One wildcard: could another bidder emerge? It's possible but not probable. If a strategic buyer saw enough value to top $19.75, they likely would have bid during the "thorough review" process Avanos conducted before signing with AIP. Private equity firms could theoretically jump in, but the 36.5% premium to the 30-day VWAP leaves limited room for a topping bid unless someone sees radically different value creation potential.
What This Says About Med-Tech M&A in 2025
The Avanos deal fits a broader pattern: private equity remains highly active in healthcare, but it's shifting away from high-multiple growth assets and toward undervalued, cash-generative businesses that public markets have left behind. With interest rates elevated and exit multiples compressed, PE firms are hunting for value rather than growth — and public med-tech companies trading below historical averages are prime targets.
Avanos isn't the first med-tech take-private in the past year, and it won't be the last. Similar dynamics are playing out across the sector: mature device companies with defensible products, recurring revenue, and margin improvement potential — but no compelling public market narrative — are being re-priced for private ownership. The question is whether these deals generate returns through operational improvement or simply through multiple arbitrage (buying low, selling higher to a strategic in a few years).
For Avanos specifically, the answer depends on execution. If AIP can drive margin expansion, stabilize revenue, and either launch new products or make smart acquisitions, the company could be worth significantly more than $1.27 billion in five years. If not, it'll be a case study in overpaying for a melting ice cube.
The broader trend to watch: how many other overlooked public med-tech companies are in AIP's crosshairs — or those of firms running the same playbook. If you're a $500M-$2B revenue medical device company with stable but unexciting growth, trading at 10-12x EBITDA, and struggling to get investor attention, you might be next.
This deal doesn't change the medical device landscape overnight. But it's a data point worth tracking — not because Avanos is uniquely important, but because the logic behind the deal is broadly applicable across a cohort of similar companies. AIP just made a bet that operational discipline can unlock value where public market patience couldn't. Whether that bet pays off will take years to know. For now, shareholders get their premium, AIP gets its platform, and the rest of us get a reminder that in private equity, "boring" is often a compliment.
The Open Questions
Several things remain unclear and will become clearer in the months ahead. First, will AIP retain Avanos's current executive team, or bring in a new CEO and C-suite? The press release is silent on management continuity, which usually means it's still being negotiated or hasn't been finalized.

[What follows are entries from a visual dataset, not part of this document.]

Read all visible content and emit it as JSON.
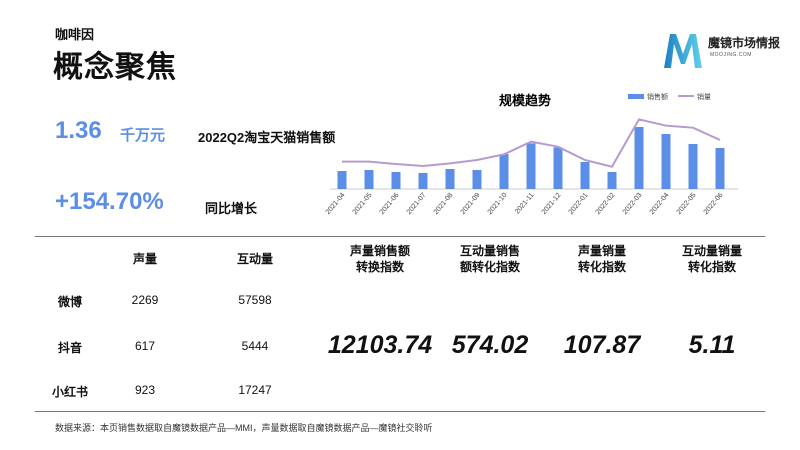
{
  "brand": "咖啡因",
  "title": "概念聚焦",
  "logo": {
    "name": "魔镜市场情报",
    "sub": "MOOJING.COM"
  },
  "kpi": {
    "value": "1.36",
    "unit": "千万元",
    "label": "2022Q2淘宝天猫销售额",
    "growth": "+154.70%",
    "growth_label": "同比增长"
  },
  "chart_data": {
    "type": "bar+line",
    "title": "规模趋势",
    "categories": [
      "2021-04",
      "2021-05",
      "2021-06",
      "2021-07",
      "2021-08",
      "2021-09",
      "2021-10",
      "2021-11",
      "2021-12",
      "2022-01",
      "2022-02",
      "2022-03",
      "2022-04",
      "2022-05",
      "2022-06"
    ],
    "series": [
      {
        "name": "销售额",
        "type": "bar",
        "color": "#5b8ee6",
        "values": [
          54,
          57,
          51,
          48,
          60,
          57,
          105,
          137,
          125,
          81,
          51,
          186,
          165,
          135,
          123
        ]
      },
      {
        "name": "销量",
        "type": "line",
        "color": "#b59bd0",
        "values": [
          82,
          82,
          75,
          69,
          77,
          87,
          104,
          142,
          127,
          87,
          67,
          209,
          190,
          184,
          147
        ]
      }
    ],
    "legend": "top-right",
    "grid": false,
    "y_axis_shown": false
  },
  "table": {
    "headers": [
      "声量",
      "互动量"
    ],
    "rows": [
      {
        "platform": "微博",
        "voice": "2269",
        "interact": "57598"
      },
      {
        "platform": "抖音",
        "voice": "617",
        "interact": "5444"
      },
      {
        "platform": "小红书",
        "voice": "923",
        "interact": "17247"
      }
    ],
    "metrics": [
      {
        "l1": "声量销售额",
        "l2": "转换指数",
        "value": "12103.74"
      },
      {
        "l1": "互动量销售",
        "l2": "额转化指数",
        "value": "574.02"
      },
      {
        "l1": "声量销量",
        "l2": "转化指数",
        "value": "107.87"
      },
      {
        "l1": "互动量销量",
        "l2": "转化指数",
        "value": "5.11"
      }
    ]
  },
  "footnote": "数据来源：本页销售数据取自魔镜数据产品—MMI，声量数据取自魔镜数据产品—魔镜社交聆听"
}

Second, what's the manufacturing and supply chain strategy? Avanos has facilities in multiple countries. Will AIP consolidate, automate, or offshore more production? Those decisions will determine margin trajectory and also signal how aggressive the firm is willing to be on operational restructuring versus maintaining product quality and delivery reliability.
Third, what's the M&A appetite post-close? AIP has historically been a serial acquirer within platforms. If the firm views Avanos as a pain management or chronic care roll-up vehicle, expect add-on deals within 12-18 months of close. If the plan is pure organic improvement, the strategy is lower-risk but also lower-upside.
And finally, what happens to R&D? Avanos has a pipeline of next-gen pain and digestive health products in development. Will those get accelerated, shelved, or spun out? Private ownership can allow longer development timelines without quarterly earnings pressure — or it can force ruthless prioritization and kill anything that doesn't hit aggressive ROI hurdles. Which version of PE ownership Avanos gets will matter enormously for the company's long-term competitiveness.